On the ferry across the Messina Strait (an experience soon to be consigned to history), delicious Arancini can be found in the spacious café. Some days they are round in the fashion of the migrant bakers, other days they are tapered in the style of the rural mama.
Broken open they reveal a ragù usually made with minced meat, thick tomato paste, peas, a bit of onion, and the occasional herb. In the centre of the tapered ball is a cube of melted cheese.
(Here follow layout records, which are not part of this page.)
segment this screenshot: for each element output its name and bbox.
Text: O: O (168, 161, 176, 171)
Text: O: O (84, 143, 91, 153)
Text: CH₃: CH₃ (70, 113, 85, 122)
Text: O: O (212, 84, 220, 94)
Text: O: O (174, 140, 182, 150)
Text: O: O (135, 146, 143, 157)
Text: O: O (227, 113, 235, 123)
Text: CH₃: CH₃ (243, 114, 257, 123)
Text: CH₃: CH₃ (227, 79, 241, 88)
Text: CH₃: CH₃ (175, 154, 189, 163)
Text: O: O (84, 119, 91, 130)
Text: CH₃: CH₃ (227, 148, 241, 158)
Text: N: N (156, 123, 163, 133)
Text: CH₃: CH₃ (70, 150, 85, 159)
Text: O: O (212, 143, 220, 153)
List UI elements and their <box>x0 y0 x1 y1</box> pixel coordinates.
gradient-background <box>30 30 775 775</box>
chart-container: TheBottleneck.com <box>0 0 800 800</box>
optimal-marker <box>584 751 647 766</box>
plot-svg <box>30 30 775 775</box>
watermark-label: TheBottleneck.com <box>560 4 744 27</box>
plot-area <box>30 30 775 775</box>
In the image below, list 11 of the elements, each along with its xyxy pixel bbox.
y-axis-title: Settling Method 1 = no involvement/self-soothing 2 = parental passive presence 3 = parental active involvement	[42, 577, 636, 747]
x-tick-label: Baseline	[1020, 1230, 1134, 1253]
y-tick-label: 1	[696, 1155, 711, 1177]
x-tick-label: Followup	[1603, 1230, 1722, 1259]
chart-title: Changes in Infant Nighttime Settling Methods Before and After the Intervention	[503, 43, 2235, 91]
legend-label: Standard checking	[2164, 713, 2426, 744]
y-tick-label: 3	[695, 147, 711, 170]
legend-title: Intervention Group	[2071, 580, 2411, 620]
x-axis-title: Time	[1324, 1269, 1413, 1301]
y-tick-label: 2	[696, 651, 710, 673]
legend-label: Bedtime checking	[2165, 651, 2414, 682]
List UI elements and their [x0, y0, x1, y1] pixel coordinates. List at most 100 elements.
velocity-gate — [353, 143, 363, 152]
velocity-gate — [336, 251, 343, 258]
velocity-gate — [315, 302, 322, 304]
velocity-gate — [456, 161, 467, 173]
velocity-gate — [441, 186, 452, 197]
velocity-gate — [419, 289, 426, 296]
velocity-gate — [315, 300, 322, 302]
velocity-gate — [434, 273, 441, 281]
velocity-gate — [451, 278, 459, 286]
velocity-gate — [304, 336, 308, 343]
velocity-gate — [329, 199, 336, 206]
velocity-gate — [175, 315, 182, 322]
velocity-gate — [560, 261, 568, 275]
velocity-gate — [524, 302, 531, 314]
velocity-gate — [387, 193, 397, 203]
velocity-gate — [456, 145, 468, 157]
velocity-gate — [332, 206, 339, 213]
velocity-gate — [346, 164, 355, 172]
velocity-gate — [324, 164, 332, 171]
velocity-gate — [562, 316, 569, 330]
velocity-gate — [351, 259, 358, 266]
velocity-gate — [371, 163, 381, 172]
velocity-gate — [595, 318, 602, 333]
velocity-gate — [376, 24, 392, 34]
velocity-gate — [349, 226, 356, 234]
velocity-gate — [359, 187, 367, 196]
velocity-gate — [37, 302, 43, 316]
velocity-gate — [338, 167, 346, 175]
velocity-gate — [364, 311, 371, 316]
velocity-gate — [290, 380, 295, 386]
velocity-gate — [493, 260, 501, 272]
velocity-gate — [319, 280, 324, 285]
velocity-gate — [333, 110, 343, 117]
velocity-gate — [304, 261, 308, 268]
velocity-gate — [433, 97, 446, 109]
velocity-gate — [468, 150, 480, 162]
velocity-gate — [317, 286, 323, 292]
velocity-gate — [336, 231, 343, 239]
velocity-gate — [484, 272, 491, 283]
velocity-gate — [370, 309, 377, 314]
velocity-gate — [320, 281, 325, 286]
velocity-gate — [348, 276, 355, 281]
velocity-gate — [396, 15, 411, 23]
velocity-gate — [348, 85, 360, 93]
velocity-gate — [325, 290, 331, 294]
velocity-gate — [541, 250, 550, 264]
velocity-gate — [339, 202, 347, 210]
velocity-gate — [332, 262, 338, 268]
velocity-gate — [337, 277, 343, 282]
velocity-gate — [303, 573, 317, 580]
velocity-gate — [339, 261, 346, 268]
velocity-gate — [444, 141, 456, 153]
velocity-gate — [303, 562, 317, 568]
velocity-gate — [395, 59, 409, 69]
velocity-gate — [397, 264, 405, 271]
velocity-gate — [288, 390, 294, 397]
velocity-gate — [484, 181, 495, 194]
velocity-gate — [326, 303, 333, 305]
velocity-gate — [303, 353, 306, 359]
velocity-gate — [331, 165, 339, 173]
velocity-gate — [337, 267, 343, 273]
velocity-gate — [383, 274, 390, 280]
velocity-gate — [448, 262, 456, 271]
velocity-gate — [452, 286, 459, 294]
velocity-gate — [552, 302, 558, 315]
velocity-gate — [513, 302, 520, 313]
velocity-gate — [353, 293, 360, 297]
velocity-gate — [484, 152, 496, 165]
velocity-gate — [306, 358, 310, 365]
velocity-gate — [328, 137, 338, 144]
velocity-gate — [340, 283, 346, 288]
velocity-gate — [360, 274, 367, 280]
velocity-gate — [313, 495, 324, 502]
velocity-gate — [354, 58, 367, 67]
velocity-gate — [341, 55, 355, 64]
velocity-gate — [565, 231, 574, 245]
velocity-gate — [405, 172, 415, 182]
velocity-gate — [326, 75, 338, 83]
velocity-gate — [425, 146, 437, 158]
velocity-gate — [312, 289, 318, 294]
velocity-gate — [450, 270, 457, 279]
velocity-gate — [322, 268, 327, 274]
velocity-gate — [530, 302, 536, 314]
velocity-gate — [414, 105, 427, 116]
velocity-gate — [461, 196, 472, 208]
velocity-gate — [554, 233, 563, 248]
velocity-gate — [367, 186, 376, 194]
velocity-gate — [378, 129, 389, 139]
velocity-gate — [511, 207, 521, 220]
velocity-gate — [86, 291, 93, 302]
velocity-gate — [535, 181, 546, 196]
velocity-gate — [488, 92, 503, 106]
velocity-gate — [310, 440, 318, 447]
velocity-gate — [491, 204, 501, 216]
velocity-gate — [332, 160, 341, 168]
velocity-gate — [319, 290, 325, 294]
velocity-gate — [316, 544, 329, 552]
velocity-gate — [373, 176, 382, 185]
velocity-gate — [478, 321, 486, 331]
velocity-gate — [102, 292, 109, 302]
If you ever get the chance to look into a Sicilian kitchen you will notice the cooks making their Arancini on marble slabs. First they will take the rice that has been cooked al dente and lightly salted, mixing it with the pecorino, saffron and two beaten eggs.
With a dexterity refined by long experience they will mould the rice into a large ball with one hand, making a hole in the centre.
The other hand is then free to spoon some ragù into the hole, finishing the operation with a cube of cheese. More rice is added to seal in the filling, and the shape is completed.
The cook will already have prepared the flour and breadcrumbs on separate plates and beaten the third egg in a cup. The Arancini are then floured, egged and breadcrumbed, fried in hot oil and baked in a hot oven for 15 minutes.
Round Arancini are generally stuffed with ragù and with cheese but a version not unlike the Albanian rice ball containing spinach is now apparent in northern Italy, especially in Venice and Verona, where vialone nano rice was born.
500 g vialone rice 50 g flour 50 g pecorino cheese, grated 50 g breadcrumbs 3 eggs (150g) Saffron, softened in warm water 200 g ragù (or 100 g minced beef fried with 80 g peas, 60 g tomato sauce and a little water, cooked until sauce is thick) 100 g mozzarella, cut into two centimetre cubes
Follow the instructions above. Don’t worry about the marble slab.